Fictions of Davy Crockett
My attempts at obtaining a condominium and a dog are failing miserably. The orchestrated symphony firing serotonin to my cerebral sponge has left me without a home, job, or an NRA card. In place of these things, I have a headache. It's the kind of headache they don't make pills for. It's the kind that pumps raw sewage through my veins. The shell contains mere mucous where the pearl should be. My once unfounded paranoia has left me locking doors and looking through peepholes for the silent stranger in the gray jacket and striped tie. His rumbling laughter is felt within my own lungs and gut. I have become intangible and have begun living vicariously through strangers whose lives I only pretend to know. George? A neighbor with a most secret agenda to slowly destroy what's left of my life and times. I see it in him. His innocence only fools most. Fat Smoking Lady? Your incoherent yelling at the children up past ten are screams for attention that beg for the same negative reinforcement that Daddy gave you. Dan? Oh, so humble, Dan. A hard worker, you are. It is truly with great envy that I watch you play with your kids (the same ones who may be up past ten) and garner the sympathies of a single dad trying to make ends meet. You've earned your BBQ. I only wonder who you are when no one is looking. Do you put on the gray jacket and striped tie and laugh gutturally beyond my door? These are just a few suspects. More to come. Besides, I died at the Alamo. I'm a hero.
(Part 2)
Apparently, letting an American Indian move into the building is not good for property value. I saw the notes on Tonto's door. I never talked to the guy but he seemed nice enough. He used to leave early in the A.M. and return late in the evening, always with a nod of his head and a smile in my direction. Later, I watched his car sit in slot 118, never moving. It got me curious so I took some chalk and marked the ground behind his rear Firestones and waited. The glow of his television from behind his blinds always let me know that he was awake but come 11:30 (after Conan, I'm sure), the glow vanished. I'd head down the steps at 11:25 and wait, staring from the parking lot at his third floor condominium. There it was. 11:30. TV off. This was my cue. When I was sure Tonto was asleep, I'd check the chalk marks. The tires didn't move. Not an inch. I questioned why 11:30 and not 11:35 when Conan officially ended. My assumption was Tonto despised the musical acts. But Old Tonto loved himself some red-headed comedy and why not?
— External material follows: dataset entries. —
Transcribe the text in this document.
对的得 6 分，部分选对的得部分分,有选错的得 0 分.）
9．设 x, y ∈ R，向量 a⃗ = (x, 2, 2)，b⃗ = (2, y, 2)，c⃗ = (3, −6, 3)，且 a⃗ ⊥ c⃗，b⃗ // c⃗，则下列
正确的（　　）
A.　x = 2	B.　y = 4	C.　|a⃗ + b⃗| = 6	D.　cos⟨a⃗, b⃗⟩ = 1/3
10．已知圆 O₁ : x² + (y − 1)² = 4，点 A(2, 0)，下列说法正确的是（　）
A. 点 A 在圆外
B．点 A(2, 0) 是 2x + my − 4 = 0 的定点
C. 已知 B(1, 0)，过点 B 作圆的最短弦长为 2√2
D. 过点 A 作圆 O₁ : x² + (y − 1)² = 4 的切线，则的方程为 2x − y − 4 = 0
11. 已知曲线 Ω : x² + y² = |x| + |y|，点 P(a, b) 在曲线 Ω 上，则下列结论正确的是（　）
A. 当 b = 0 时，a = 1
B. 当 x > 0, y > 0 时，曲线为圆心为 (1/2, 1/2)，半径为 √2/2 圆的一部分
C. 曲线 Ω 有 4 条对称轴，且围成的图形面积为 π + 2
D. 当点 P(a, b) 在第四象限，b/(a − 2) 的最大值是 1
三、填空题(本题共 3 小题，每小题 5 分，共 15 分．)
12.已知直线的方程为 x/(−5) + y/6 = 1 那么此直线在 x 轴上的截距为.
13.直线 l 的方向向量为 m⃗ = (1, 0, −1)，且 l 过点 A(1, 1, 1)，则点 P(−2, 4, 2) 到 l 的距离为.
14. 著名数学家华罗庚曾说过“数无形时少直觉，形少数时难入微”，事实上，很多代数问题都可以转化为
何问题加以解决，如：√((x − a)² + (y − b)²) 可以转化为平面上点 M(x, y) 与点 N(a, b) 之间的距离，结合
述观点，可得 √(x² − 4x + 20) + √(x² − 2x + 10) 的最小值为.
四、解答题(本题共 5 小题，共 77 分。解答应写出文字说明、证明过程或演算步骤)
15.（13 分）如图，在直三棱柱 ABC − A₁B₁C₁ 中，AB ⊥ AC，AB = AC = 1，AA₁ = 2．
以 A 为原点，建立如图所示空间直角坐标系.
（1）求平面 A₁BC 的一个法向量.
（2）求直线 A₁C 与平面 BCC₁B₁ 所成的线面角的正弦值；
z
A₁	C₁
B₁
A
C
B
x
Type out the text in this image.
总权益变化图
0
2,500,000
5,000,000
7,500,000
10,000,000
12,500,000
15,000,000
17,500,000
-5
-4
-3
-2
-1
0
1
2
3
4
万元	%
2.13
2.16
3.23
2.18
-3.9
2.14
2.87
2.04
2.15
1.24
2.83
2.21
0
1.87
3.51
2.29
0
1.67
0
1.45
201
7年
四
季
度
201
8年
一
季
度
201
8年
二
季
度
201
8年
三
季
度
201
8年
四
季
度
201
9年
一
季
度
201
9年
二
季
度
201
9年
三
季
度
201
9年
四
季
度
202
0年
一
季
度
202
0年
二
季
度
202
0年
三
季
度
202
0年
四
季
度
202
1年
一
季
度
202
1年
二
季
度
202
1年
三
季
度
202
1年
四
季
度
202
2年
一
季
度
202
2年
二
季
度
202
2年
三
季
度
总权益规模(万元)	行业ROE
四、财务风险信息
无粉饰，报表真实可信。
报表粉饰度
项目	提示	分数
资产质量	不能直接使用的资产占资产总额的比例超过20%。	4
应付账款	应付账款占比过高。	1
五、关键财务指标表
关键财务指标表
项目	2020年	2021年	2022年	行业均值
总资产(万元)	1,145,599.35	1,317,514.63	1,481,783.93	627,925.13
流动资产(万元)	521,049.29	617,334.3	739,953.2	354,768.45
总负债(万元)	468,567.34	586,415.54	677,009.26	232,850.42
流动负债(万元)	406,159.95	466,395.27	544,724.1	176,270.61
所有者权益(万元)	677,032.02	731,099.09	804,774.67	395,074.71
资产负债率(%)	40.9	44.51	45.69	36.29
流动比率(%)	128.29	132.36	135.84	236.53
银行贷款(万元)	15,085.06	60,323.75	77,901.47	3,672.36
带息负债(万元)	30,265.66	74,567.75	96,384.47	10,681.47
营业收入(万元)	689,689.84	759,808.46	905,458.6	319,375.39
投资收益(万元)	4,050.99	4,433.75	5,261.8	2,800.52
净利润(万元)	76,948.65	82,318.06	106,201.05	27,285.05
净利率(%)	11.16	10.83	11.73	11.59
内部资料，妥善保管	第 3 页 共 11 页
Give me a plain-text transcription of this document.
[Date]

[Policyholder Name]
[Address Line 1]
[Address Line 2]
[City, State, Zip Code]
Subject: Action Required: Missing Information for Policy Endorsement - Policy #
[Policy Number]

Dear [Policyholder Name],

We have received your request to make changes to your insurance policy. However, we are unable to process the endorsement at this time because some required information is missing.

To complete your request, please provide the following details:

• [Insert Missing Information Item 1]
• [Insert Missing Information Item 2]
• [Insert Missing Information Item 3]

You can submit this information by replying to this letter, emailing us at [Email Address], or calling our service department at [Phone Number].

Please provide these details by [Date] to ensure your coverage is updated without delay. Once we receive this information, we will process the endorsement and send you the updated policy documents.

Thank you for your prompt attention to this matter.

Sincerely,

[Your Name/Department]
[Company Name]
Tonto must have laughed himself into a frenzy at masturbating bears and Conan playing a Mexican. Max Weinberg didn't bother Tonto and, besides, he seemed like a good sport when playing along with Conan's mischief. But not the musical acts. Never the musical acts. I'm way off course here. Notes and chalk marks. Notes and chalk marks. The notes were piling up and the tires never budged from the chalk lines. I would surmise that Tonto caught the disease that Sigourney Weaver had in the bad Harry Connick Jr- as- serial-killer-movie. I would be wrong. I began missing him and his nods and smiles. And the notes. These concerned me. Tonto was a renter on this American soil. He was never meant to be permanent. His belongings were strewn on the sidewalk and new renters moved in. His car was still sitting in slot 118 until last Tuesday when it was towed away. I'm pretty sure Tonto is alright. He's probably listening to music as I write you. His music. But what do I know? I died at the Alamo. I'm a hero and Tonto may have been Mexican now that I think about it.
(Part 3)
The vomit on the porch has been picked over by hungry animals seeking nourishment from yesterday's indiscretion. The hose won't reach the red hued, hardened puddle. I'll watch, wait for rain, and stay conscience of the emptied guts of someone else. I won't guess which of the suspects left me this gift but will, instead, use it as a reminder as to why stacking people into boxes doesn't work. I've always held my guts for a lawn. It always seemed more civilized. I'd imagine that future generations of grass would grow up thankful for my innards and the lifeblood it gave them. The pavement is crass even in the sound made when bile and pasta sauce hit it. Half chewed noodles, which are slick to the step on pavement, decorate a lawn. Animals feeding on lawn puddles aren't as at risk of it becoming their last supper due to the violent box of metal on rubber wheels which the pavement feeders are often prone to. Don't be fooled by suicidal birds that make the pavement tragedy look like an accidental death so that their saddened families won't ever know of their inner pain. The same method is used when they hit the glass of the patio door. I don't buy the "he never saw it coming." I'm onto you con artists but appreciate the selflessness of your final act (act being the operable word). Now I'm off track. Birds have that effect. Closing argument time. Where I vomit makes me an environmentally conscience animal rights activist nurturing the planet while preventing unaware boxhouse dwellers a pulled groin. It also show a high level of class. You can trust me. I'm a hero. I died at the Alamo.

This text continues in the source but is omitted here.